Wolfgang Leppmann

Location 
Siegmunds Hof 1
District
Hansaviertel
Stone was laid
15 June 2018
Born
22 October 1902 in Berlin
Occupation
Historiker und Slawist
Verhaftet
09 December 1942 in Untersuchungsgefängnis Moabit
Verhaftet
1943 to 06 May 1943 in Strafgefangenenlager Rollwald
Verhaftet
06 May 1943 to September 1943 in Polizeigefängnis Berlin
Deportation
in September 1943 to Auschwitz
Murdered
14 September 1943 in Auschwitz
Born at Berlin, Germany, 22 October 1902; died at Auschwitz (Oswiecim), Poland, 14 September 1943. He attended the Empress Augusta Gymnasium and the Mommsen Gymnasium in Berlin. An interest in Slavic language and literature was stimulated by contact with Pyotr Michaelovich Argutinski-Dolgorukov, a Russian pediatrician of noble roots who was married to a cousin of Agnes Leppmann. Wolfgang attended Friedrich Wilhelm University in Berlin, the University of Göttingen, Charles University in Prague, and the University of Vienna. It is reported that he had speaking fluency in Russian, English, French, Italian, Polish, Serbian, and Czech. He wrote extensively on Eastern European affairs and maintained a close relationship to the German Society for the Study of Eastern Europe (Deutsche Gesellschaft für das Studium Osteuropas).

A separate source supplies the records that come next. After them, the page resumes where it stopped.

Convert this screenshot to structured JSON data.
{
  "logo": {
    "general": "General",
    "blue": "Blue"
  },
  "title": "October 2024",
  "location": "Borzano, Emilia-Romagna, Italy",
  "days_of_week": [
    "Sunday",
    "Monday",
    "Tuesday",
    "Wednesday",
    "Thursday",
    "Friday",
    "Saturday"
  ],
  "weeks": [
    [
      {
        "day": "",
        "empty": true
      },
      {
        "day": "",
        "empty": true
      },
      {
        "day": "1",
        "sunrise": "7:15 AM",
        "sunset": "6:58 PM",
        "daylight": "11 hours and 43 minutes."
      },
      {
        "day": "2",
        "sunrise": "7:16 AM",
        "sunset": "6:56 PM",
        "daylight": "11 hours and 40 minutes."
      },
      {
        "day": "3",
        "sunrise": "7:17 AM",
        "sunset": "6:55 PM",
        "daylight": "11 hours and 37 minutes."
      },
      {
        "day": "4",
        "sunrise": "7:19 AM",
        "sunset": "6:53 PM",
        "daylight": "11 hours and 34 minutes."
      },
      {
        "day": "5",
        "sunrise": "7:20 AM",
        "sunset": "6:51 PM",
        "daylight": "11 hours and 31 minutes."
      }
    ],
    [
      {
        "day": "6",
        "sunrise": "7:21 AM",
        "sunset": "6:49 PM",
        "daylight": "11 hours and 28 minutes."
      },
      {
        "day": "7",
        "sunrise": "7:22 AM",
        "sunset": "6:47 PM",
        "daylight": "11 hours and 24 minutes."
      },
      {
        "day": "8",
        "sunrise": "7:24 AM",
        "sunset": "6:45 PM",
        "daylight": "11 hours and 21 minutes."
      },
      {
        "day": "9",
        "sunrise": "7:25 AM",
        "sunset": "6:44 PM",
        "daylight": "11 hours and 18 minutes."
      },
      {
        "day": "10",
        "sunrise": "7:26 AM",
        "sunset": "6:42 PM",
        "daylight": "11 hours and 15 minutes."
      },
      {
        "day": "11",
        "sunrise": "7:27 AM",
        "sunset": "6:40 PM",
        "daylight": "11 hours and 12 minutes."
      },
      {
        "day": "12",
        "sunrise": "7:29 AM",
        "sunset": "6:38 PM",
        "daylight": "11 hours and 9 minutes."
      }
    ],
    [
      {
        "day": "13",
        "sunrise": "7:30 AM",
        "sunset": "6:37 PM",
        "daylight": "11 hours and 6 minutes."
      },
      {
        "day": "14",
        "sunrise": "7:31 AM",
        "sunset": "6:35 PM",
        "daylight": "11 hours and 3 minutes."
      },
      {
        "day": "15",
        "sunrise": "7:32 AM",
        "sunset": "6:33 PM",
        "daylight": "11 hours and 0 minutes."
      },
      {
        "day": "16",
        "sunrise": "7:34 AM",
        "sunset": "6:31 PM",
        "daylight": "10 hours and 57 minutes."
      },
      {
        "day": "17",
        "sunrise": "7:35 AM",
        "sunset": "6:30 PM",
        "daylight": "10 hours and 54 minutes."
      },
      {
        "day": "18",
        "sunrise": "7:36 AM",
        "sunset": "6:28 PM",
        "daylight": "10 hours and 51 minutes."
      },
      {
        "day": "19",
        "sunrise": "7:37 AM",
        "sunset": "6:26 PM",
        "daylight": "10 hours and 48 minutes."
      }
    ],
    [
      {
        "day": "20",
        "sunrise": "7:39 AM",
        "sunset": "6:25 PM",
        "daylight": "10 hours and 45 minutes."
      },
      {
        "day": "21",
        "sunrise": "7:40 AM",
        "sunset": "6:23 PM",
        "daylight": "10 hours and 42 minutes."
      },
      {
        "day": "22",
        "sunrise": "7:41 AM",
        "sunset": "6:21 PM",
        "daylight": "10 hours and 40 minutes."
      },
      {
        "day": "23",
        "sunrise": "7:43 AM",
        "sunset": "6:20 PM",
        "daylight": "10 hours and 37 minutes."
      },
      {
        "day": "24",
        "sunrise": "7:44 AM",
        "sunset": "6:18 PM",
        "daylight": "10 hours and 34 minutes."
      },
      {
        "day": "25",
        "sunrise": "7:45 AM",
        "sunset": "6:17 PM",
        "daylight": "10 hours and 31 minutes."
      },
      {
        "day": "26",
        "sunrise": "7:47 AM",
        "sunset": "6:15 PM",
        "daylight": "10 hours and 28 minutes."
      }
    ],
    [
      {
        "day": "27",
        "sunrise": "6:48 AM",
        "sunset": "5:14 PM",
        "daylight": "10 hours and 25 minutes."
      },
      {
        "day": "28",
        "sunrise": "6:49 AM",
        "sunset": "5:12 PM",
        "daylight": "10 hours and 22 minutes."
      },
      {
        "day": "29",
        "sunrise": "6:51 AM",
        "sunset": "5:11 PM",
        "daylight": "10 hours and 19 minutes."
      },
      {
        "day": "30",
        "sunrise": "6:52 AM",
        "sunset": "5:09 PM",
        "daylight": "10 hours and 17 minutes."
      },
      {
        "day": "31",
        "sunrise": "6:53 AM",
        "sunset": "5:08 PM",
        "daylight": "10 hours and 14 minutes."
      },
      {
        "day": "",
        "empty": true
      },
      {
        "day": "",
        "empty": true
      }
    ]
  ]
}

In the middle 1930s, difficulties with the National Socialist regime arose primarily around the focus of a son whose paternity Wolfgang never disclaimed. Charges of Rassenschande (“racial defilement”) were made against him, and after an elaborate (if obviously pro forma) trial, he was convicted. He was initially imprisoned within the conventional German prison system, but objections that this was an inappropriate assignment for a “full Jew” led to his deportation to Auschwitz.
The mother of his son was Charlotte Schick (born at Berlin, Germany, 14 July 1910, daughter of Arthur Friedrich and Johanna Hedwig (Futterlich) Schick).